夏夏和大凱剛要上來幫忙,另外那兩隻巉犀就猛然的朝他們二人撲了過來。還好夏夏早有準備反應快,身體向左側一歪,拉著大凱躲了過去,他們後麵的幺妹反應更快,幾乎就是同一時間,就朝著和夏夏他們相同的方向轉身翻了過去,成功避過了巉犀的攻擊。

此時壓住我和夕羽惠的這隻巉犀,低著頭好像在我們身上嗅著什麽。它張開嘴伸出了一條長長的舌頭,一股極為惡心的腐臭味隨即馬上襲來,我已經顧不上是不是被巉犀壓住了,隻感覺胃收縮了幾下,然後就嘔了出來。因為是躺著,所以嘔出的東西全都吐在了我的嘴邊,我自己都覺得惡心。可是,讓人更惡心的是巉犀竟然用細長的舌頭,將我臉上的嘔吐物全部舔走了。它的舌頭觸碰到我的臉上,臉就像被冰錐輕輕的滑過一般。
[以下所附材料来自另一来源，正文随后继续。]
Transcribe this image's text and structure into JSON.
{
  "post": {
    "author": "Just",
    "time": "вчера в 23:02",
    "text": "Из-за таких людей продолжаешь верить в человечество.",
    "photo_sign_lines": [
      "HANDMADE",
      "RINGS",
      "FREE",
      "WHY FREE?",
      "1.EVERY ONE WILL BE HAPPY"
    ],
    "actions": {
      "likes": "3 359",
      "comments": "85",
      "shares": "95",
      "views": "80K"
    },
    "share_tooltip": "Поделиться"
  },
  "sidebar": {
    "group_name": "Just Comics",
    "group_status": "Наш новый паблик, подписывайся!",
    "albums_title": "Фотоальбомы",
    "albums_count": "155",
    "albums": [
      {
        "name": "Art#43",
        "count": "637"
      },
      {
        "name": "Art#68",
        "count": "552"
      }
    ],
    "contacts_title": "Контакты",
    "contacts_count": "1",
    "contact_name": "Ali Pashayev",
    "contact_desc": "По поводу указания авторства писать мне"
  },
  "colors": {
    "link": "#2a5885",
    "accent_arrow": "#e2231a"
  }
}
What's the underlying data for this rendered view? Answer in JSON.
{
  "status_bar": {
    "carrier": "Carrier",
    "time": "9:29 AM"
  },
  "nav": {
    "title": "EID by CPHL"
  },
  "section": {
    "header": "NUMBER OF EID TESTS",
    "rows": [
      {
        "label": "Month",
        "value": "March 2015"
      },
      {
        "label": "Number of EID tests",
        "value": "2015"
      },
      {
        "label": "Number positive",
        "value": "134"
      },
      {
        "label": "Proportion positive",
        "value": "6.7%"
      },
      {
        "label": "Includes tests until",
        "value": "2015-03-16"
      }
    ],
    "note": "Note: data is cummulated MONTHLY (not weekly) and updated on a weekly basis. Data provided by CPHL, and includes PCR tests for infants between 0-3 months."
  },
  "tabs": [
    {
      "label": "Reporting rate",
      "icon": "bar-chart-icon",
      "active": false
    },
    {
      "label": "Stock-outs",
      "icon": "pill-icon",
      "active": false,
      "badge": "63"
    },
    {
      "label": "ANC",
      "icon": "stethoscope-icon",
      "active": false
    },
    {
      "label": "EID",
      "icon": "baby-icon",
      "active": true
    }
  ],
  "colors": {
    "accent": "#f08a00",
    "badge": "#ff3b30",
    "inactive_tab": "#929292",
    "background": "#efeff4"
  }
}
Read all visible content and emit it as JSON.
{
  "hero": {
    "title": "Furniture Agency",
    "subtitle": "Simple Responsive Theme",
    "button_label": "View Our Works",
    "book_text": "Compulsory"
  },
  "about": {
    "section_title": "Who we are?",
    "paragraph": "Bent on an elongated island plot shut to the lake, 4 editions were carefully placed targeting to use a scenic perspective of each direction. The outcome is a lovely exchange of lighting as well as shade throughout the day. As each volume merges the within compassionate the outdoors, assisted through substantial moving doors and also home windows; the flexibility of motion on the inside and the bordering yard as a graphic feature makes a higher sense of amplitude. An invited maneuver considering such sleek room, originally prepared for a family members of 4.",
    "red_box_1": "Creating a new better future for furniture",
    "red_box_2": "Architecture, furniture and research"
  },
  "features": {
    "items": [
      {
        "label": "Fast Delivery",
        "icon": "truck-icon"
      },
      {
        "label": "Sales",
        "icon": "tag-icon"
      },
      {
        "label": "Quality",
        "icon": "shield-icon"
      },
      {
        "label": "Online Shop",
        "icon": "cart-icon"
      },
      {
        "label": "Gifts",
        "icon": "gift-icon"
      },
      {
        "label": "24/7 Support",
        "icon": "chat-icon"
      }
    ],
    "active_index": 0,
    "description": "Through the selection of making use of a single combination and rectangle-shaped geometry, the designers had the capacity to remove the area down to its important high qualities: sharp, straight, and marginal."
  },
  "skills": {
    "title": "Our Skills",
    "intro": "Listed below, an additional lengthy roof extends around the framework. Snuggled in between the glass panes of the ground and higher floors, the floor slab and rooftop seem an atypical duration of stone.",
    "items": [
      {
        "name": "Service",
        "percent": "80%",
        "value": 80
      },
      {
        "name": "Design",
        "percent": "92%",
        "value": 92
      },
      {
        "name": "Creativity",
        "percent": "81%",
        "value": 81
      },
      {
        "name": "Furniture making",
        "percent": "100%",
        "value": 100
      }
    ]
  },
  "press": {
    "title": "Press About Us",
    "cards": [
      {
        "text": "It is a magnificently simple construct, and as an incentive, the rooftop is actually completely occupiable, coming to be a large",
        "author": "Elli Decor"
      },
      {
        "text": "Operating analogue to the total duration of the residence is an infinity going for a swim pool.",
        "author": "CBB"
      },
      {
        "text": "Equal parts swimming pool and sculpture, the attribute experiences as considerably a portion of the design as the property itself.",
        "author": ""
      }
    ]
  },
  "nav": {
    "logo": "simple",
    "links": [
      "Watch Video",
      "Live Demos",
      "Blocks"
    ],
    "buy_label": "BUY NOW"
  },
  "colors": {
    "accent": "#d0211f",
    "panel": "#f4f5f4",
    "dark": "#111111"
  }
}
夕羽惠這時給我使了一個眼色,還沒等我會意,夕羽惠突然掄起自己的左手,將龍刺狠狠的插進了巉犀的嘴裏!令人意想不到的是,夕羽惠這一刺,直接將巉犀的嘴巴刺了一個穿,龍刺從巉犀的嘴部內腔,直接刺透穿直到它的體外。巉犀受疼壓住我們的前爪鬆了一下,夕羽惠立刻用腳猛踢了一下巉犀的腹部,然後借力反倒是將巉犀壓倒在地。隨後夕羽惠的動作非常快,手中的龍刺在不到五秒中的時間,在巉犀的口腔中來回刺了幾十下,直到巉犀一動不動之後,夕羽惠還是又連刺了幾下,巉犀的嘴巴幾乎被她給刺成了篩子。巉犀身上噴出的黑血濺了夕羽惠一身,透過光棒慘淡的光線,夕羽惠這時就像是一個冷血的殺手,讓人有種害怕的感覺。

就在我剛剛要送一口氣的時候,我才意識到我們的噩夢才剛剛開始。